Nearly one-third of patients with AF and/or VTE who were treated with a DOAC received ASA without a clear indication. Compared with DOAC monotherapy, concurrent DOAC and ASA use was associated with increased bleeding and hospitalizations but similar observed thrombosis rate. Future research should identify and deprescribe ASA for patients when the risk exceeds the anticipated benefit.

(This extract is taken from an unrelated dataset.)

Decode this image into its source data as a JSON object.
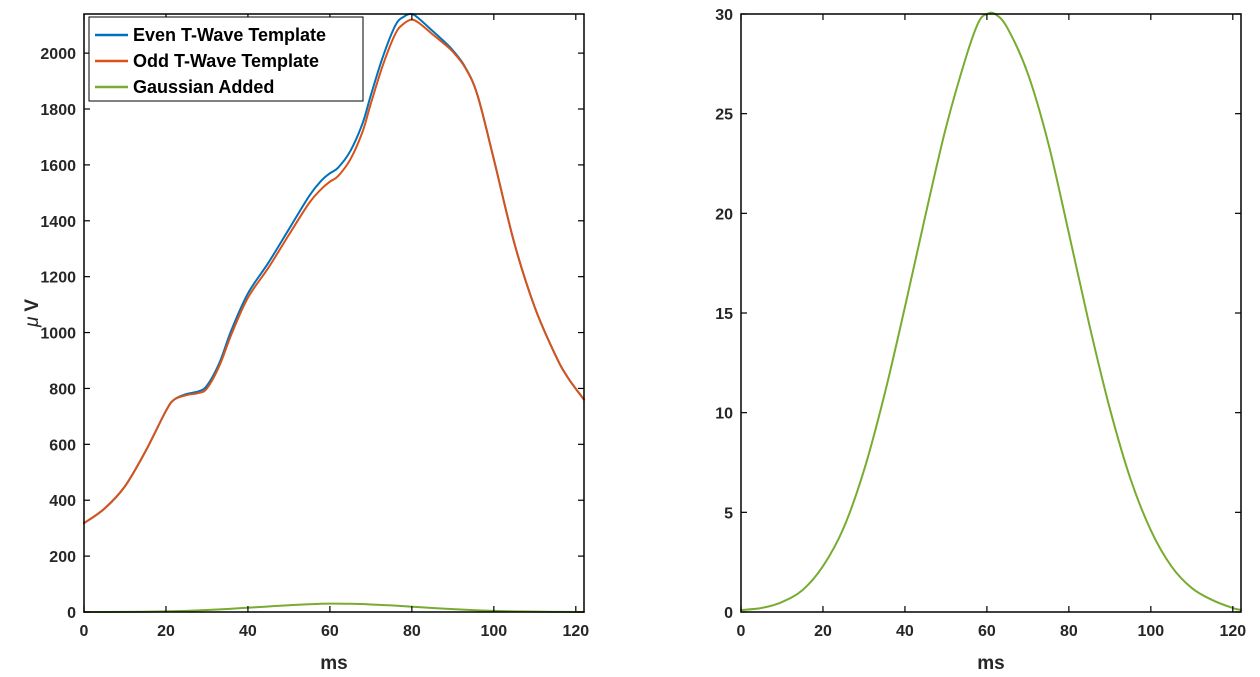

目前尚不清楚有多少接受直接口服抗凝剂(DOAC)治疗的患者同时使用乙酰水杨酸(ASA,或阿司匹林),以及这对临床结局有何影响。
评估心房颤动(AF)或静脉血栓栓塞性疾病(VTE)患者同时使用 ASA 和 DOAC 治疗的频率和结局。
设计、地点和参与者:这项基于登记的队列研究在密歇根州的 4 个抗凝诊所进行,时间为 2015 年 1 月至 2019 年 12 月。符合条件的参与者为正在接受 DOAC 治疗的 AF 或 VTE 成年患者,无近期心肌梗死(MI)或心脏瓣膜置换术史,且至少有 3 个月的随访。
同时使用 ASA 和 DOAC 治疗。
出血(任何、非主要、主要)、血栓形成(中风、VTE、MI)、急诊就诊、住院和死亡的发生率。
在 3280 名研究队列患者中(1673 名[51.0%]男性;平均[标准差]年龄 68.2[13.3]岁),1107 名(33.8%)没有明确 ASA 用药指征的患者同时接受 DOAC 和 ASA 治疗。分析了两组经过倾向评分匹配的队列,每组各有 1047 名患者(DOAC 加 ASA 和 DOAC 单药治疗)。患者平均(标准差)随访 20.9(19.0)个月。与 DOAC 单药治疗相比,同时使用 DOAC 和 ASA 的患者发生出血事件更多(每 100 患者年 26.0 例 vs 31.6 例,P =.01)。具体而言,与 DOAC 单药治疗相比,接受联合治疗的患者非主要出血发生率显著更高(每 100 患者年 26.1 例 vs 21.7 例,P =.02)。两组的主要出血发生率相似。两组的血栓事件发生率也相似(每 100 患者年 DOAC 加 ASA 治疗组有 2.5 例,而 DOAC 单药治疗组有 2.3 例,P =.80)。接受联合治疗的患者更常住院(每 100 患者年 9.1 次 vs 6.5 次,P =.02)。
近三分之一接受 DOAC 治疗的 AF 和/或 VTE 患者在无明确指征的情况下同时使用了 ASA。与 DOAC 单药治疗相比,同时使用 DOAC 和 ASA 与出血和住院增加有关,但观察到的血栓形成率相似。未来的研究应确定并停止对风险超过预期获益的患者使用 ASA。